Diagnosing and managing lower back pain: New Guidelines from ACP/ACS
Earlier this month, a series of articles in the Annals of Internal Medicine covered the pharmacologic and nonpharmacologic management of lower back.
Systematic reviews [1,2] of English-language studies included in MEDLINE and the Cochrane Database of Systematic Reviews were conducted to assess the most common pharmacologic [2] and nonpharmacologic [1]interventions indicated for acute or chronic back pain. Based on these reviews, the American College of Physicians (ACP) and the American Pain Society (ACS) recommended a Joint Clinical Practice Guideline [3]. Some of the main points of the guideline are as follows:
Clinicians should conduct a thorough physical exam and medial history review to categorize patients into 1 of 3 broad categories, namely:
· “nonspecific low back pain
· back pain potentially associated with radiculopathy or spinal stenosis,
· back pain potentially associated with another specific spinal cause.”

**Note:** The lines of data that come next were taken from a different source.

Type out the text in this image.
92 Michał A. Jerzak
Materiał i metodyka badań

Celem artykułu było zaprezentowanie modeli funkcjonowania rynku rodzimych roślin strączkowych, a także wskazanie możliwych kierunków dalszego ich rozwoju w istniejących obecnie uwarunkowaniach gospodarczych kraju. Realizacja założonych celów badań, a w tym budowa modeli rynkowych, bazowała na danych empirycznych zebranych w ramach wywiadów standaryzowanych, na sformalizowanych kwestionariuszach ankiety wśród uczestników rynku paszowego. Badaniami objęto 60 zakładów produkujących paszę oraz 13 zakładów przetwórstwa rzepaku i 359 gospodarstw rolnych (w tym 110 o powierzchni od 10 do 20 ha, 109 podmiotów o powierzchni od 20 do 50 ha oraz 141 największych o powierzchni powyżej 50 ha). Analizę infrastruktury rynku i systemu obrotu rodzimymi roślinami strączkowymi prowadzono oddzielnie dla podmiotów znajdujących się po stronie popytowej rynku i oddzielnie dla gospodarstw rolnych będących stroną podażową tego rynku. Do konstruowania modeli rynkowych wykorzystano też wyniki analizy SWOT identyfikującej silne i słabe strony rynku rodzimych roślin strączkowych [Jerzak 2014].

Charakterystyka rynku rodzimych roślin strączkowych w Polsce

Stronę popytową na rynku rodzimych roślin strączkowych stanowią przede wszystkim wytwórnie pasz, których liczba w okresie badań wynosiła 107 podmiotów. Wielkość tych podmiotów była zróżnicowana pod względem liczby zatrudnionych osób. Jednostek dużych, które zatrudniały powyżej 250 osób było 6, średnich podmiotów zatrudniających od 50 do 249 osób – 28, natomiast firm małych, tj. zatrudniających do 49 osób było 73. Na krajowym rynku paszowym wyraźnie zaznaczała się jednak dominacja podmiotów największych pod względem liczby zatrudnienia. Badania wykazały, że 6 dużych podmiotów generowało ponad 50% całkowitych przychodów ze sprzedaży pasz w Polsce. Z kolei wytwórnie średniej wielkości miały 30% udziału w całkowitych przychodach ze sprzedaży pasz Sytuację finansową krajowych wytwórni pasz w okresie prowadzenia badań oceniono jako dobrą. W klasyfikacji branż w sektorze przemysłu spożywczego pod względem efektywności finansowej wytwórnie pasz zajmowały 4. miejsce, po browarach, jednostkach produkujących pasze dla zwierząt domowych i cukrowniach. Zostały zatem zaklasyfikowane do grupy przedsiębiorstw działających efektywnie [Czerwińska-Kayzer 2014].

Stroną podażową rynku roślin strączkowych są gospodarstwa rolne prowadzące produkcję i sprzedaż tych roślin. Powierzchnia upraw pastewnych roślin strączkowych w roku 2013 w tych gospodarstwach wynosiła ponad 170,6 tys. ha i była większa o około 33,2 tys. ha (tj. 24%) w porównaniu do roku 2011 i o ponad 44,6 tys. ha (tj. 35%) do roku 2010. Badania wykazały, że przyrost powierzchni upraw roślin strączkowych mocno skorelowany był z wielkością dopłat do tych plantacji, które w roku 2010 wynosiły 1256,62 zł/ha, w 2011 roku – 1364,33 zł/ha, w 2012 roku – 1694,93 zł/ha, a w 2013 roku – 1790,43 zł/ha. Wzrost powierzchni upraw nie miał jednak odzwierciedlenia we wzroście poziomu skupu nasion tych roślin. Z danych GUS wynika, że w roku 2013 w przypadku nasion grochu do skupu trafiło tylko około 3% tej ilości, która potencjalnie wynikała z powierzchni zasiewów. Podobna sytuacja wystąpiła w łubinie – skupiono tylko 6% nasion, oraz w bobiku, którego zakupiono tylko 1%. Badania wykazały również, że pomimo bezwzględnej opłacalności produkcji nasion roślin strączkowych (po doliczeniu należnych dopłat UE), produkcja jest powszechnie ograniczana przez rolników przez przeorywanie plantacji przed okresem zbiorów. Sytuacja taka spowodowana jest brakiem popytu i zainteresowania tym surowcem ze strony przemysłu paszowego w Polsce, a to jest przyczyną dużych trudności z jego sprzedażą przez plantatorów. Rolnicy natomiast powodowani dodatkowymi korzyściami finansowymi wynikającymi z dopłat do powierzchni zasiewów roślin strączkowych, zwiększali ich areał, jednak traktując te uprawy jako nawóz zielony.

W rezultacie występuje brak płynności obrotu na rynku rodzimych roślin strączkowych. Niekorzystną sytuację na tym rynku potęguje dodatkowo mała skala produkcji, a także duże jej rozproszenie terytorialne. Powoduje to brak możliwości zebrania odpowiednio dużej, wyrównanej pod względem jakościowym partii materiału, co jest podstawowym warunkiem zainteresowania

In patients with nonspecific low back pain, imaging tecnhiques and other diagnostic tests shouldn’t be routinely used. These techniques should only be performed “when severe or progressive neurologic deficits are present or when serious underlying conditions are suspected on the basis of history and physical examination.” MRI seems to be the preferred method to check for radiculopathy or spinal stenosis while CT-scan is only recommended for patients who are “potential candidates for surgery or epidural steroid injection.”
Recommended first-line medications are paracetamol and NSAIDS.
Clinicians should also advise patients on effective self-care options as well as nonpharmacologic adjunct therapies like exercise, acupuncture, massage, spinal manipulation, yoga, or progressive relaxation.